In some men, however, the cancer continues to grow, spreading throughout the prostate and beyond. If higher doses of radiation are necessary, it can damage the rest of the body if not carefully targeted. That led NewYork-Presbyterian and Weill Cornell Medicine physicians to a new strategy: combine a radioisotope with a small molecule that binds to PSMA. This therapy would enable physicians to specifically target the PSMA-expressing cancer and minimize damage to healthy organs and tissue.

In January, Dr. Tagawa and his team began conducting trials in which patients are injected with this highly targeted form of radiation therapy. The radioactive particle known as lutetium-177, or Lu-177, is attached to a small molecule called 617 — the PSMA-seeking missile.

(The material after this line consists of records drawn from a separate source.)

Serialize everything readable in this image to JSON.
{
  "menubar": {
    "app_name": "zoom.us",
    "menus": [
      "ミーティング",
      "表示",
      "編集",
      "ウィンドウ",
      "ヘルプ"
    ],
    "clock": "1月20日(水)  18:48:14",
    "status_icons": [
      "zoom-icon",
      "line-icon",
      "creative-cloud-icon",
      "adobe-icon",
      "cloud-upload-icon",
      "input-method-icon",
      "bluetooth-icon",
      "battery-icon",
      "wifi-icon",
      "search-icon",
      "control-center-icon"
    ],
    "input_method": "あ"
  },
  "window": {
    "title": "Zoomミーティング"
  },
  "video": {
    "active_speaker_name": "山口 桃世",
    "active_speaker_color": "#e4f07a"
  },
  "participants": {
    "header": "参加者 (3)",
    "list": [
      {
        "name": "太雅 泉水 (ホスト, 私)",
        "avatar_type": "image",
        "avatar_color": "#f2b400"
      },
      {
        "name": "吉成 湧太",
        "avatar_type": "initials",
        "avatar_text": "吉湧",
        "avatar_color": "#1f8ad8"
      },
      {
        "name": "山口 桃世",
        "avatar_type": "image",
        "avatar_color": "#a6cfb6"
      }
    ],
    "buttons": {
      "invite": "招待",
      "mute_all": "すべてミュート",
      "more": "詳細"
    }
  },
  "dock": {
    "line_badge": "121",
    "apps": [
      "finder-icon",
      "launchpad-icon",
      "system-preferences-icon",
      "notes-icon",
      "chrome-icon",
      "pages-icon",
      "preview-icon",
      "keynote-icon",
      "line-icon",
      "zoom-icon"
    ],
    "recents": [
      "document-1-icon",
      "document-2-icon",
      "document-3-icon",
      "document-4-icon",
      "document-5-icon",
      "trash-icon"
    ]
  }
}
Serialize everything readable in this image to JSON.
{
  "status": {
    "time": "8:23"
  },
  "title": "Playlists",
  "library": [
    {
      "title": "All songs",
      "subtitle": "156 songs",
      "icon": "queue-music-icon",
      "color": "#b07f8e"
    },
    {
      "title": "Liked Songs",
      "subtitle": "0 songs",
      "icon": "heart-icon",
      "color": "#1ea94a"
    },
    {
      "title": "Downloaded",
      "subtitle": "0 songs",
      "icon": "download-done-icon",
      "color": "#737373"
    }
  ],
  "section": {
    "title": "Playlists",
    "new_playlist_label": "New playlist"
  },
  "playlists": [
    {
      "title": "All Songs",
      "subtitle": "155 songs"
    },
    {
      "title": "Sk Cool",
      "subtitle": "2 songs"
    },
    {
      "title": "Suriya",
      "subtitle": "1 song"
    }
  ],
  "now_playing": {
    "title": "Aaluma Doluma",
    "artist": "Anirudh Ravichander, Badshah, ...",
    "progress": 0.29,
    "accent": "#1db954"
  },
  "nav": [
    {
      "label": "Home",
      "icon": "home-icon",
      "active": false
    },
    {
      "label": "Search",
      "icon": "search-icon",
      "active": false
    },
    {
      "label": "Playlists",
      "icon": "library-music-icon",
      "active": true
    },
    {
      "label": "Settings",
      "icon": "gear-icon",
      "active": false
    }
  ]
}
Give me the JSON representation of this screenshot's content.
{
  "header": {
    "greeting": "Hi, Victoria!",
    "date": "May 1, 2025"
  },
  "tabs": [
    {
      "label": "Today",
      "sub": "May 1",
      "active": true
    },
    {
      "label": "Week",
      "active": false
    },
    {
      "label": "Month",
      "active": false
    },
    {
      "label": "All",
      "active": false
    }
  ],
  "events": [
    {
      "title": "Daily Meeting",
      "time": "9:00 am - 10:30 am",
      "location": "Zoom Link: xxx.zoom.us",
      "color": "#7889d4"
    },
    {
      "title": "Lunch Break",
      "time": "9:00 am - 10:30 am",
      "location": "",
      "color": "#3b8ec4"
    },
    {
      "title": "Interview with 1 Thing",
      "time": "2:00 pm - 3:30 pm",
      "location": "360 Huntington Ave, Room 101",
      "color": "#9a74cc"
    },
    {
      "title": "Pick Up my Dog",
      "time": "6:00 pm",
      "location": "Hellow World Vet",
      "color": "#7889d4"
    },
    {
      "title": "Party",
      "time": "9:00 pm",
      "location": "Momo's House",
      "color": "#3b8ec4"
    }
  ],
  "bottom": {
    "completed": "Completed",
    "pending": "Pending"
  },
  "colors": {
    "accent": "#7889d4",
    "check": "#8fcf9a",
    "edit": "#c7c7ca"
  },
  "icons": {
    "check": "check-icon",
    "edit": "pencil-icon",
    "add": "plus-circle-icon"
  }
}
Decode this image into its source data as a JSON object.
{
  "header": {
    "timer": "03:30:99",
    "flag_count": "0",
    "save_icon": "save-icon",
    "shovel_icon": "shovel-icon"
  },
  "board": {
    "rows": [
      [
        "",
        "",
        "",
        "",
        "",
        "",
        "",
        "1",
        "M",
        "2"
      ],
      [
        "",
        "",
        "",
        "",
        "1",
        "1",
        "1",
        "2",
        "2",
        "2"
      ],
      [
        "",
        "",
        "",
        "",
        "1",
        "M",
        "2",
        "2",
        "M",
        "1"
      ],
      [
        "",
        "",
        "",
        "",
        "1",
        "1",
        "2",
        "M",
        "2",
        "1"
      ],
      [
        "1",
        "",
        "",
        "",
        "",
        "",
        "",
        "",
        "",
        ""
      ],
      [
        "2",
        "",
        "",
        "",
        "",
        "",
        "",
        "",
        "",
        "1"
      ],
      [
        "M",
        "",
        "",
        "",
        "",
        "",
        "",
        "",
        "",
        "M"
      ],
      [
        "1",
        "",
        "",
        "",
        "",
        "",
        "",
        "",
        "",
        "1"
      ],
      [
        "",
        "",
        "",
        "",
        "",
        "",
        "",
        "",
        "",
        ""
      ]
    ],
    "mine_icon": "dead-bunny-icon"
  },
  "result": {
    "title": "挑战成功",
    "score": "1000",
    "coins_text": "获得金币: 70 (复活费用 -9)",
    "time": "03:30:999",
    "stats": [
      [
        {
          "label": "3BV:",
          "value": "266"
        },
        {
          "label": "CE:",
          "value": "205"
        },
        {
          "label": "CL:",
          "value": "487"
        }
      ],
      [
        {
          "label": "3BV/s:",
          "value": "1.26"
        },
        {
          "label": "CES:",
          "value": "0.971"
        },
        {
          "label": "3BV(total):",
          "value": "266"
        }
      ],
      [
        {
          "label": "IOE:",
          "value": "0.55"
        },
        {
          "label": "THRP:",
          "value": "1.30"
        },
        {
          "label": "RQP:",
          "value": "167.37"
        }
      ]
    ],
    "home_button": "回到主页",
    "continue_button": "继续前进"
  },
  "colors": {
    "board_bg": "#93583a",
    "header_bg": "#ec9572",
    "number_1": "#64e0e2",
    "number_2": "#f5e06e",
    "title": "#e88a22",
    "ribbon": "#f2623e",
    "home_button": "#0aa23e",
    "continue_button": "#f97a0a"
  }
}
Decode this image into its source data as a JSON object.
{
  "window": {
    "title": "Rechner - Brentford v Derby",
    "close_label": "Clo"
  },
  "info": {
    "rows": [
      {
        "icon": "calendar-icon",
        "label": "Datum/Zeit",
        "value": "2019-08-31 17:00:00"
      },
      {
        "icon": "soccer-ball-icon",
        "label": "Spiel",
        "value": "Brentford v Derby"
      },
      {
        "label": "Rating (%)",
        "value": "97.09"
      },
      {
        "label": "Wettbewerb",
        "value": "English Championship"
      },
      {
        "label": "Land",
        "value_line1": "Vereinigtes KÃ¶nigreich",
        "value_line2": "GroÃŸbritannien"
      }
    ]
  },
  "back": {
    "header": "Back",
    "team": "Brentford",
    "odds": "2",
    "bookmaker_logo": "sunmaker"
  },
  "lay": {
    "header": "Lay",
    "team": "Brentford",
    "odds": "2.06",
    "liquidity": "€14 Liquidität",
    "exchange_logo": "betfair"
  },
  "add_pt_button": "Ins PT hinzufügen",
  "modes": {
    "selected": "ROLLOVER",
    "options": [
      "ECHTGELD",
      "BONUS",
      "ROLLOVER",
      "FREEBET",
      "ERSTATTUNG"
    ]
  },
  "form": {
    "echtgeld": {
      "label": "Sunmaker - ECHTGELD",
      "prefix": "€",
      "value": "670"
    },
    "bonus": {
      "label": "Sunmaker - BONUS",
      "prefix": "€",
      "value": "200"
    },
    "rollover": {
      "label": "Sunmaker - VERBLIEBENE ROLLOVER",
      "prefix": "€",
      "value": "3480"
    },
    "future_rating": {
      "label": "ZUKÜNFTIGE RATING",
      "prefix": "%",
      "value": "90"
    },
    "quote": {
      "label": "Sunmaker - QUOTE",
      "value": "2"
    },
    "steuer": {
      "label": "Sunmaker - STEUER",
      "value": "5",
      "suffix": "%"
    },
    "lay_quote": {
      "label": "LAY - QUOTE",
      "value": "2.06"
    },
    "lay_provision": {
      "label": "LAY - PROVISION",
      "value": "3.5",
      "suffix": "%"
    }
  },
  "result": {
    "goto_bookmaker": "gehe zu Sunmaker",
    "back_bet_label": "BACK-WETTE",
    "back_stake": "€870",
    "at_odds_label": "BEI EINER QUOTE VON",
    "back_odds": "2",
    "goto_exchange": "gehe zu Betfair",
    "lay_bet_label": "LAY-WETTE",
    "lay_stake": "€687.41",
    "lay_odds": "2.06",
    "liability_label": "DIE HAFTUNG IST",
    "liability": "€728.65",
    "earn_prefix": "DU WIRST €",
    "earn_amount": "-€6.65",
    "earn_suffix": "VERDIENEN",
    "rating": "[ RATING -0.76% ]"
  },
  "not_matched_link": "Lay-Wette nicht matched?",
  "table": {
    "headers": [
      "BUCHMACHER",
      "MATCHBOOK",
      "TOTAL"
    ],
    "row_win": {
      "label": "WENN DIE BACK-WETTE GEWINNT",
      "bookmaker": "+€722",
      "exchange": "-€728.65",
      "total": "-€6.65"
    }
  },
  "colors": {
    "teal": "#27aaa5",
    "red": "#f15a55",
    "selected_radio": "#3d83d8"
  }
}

The duo is then injected into the bloodstream of men with metastatic prostate cancer. Successive groups of patients will continue to get ever-higher doses for better results.

“We’ll keep going up until we start to see any significant side effects,” says Dr. Tagawa. “In theory, we can even try attaching both radiation and a drug.”

Some refer to this type of high-tech cancer treatment as “personalized medicine.” Dr. Tagawa prefers “precision medicine.”

“In a way, this would be the most tumor-targeted treatment out there — only going to places where PSMA exists,” says Dr. Tagawa. “And the nice thing about prostate cancer is that it’s pretty much the only site in the body with a significant amount of PSMA.”

Better still, Dr. Tagawa says that theoretically, using anti-PSMA carriers and PSMA-sensitive radioisotopes to seek and destroy tumor cells should work for 90 percent of patients.

“As long as we can get a high enough dose of radiation to the tumor, the cell will die and we can avoid the rest of the body,” he explains. “This is going to help a lot of people around the world.”